I would like to talk about mental health
It is just as important as physical health, and often the two are intertwined.
The brain is highly complex, and is influenced by many factors including genetics, trauma, & hormones to name a few. When external or internal factors impact the brain, especially over time, the ability to self-regulate and recover in a whole, functional manner is compromised.
At that point, one may develop signs and symptoms of depression and/or anxiety:
• Increased or decreased appetite/weight loss or gain
• Irritability, sadness, excessive crying, restlessness
• Lack of interest in things, apathy, social isolation
• Insomnia or excessive sleeping
• Lack of concentration, fatigue, loss of motivation, panic, heart-racing
• Feelings of helplessness, discontent, thoughts of suicide
I like to explain to my patients that they have a treatable condition: I use the analogy of diabetes. If I told them their pancreas was not making enough insulin- and they would need to treat their condition by multiple factors including: taking medicine, increasing exercise, changing their diet, seeing a diabetic educator, and following up with specialists to make sure their heart, eyes, kidneys remain ok- they would do it.

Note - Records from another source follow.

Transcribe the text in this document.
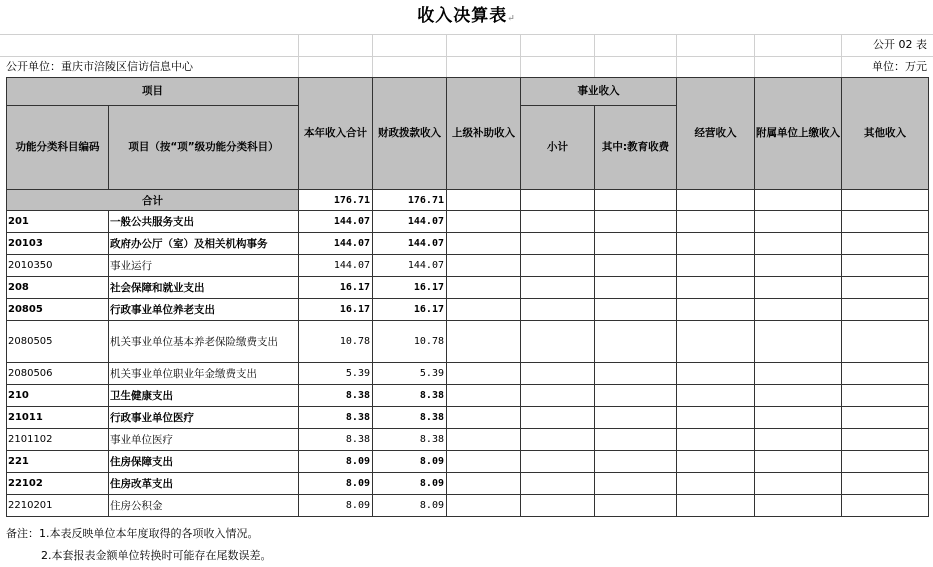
收入决算表↵
公开 02 表
公开单位：重庆市涪陵区信访信息中心	单位：万元
项目		本年收入合计	财政拨款收入	上级补助收入	事业收入		经营收入	附属单位上缴收入	其他收入
功能分类科目编码	项目（按“项”级功能分类科目）				小计	其中:教育收费			
合计		176.71	176.71						
201	一般公共服务支出	144.07	144.07						
20103	政府办公厅（室）及相关机构事务	144.07	144.07						
2010350	事业运行	144.07	144.07						
208	社会保障和就业支出	16.17	16.17						
20805	行政事业单位养老支出	16.17	16.17						
2080505	机关事业单位基本养老保险缴费支出	10.78	10.78						
2080506	机关事业单位职业年金缴费支出	5.39	5.39						
210	卫生健康支出	8.38	8.38						
21011	行政事业单位医疗	8.38	8.38						
2101102	事业单位医疗	8.38	8.38						
221	住房保障支出	8.09	8.09						
22102	住房改革支出	8.09	8.09						
2210201	住房公积金	8.09	8.09						
备注：1.本表反映单位本年度取得的各项收入情况。
2.本套报表金额单位转换时可能存在尾数误差。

Mental health treatment responds to the same approach. Medications, including SSRI’s can have a quick impact. Therapy helps understand the diagnosis, learn skills to improve coping mechanisms, and lead towards long-term improvement. Exercise increases serotonin and other important “feel good” neurotransmitters.” Self-regulation therapies: meditation, mindfulness, support groups add to cognitive healing. Sleep is critical. The approach is multi-factorial, but the impact is life-changing.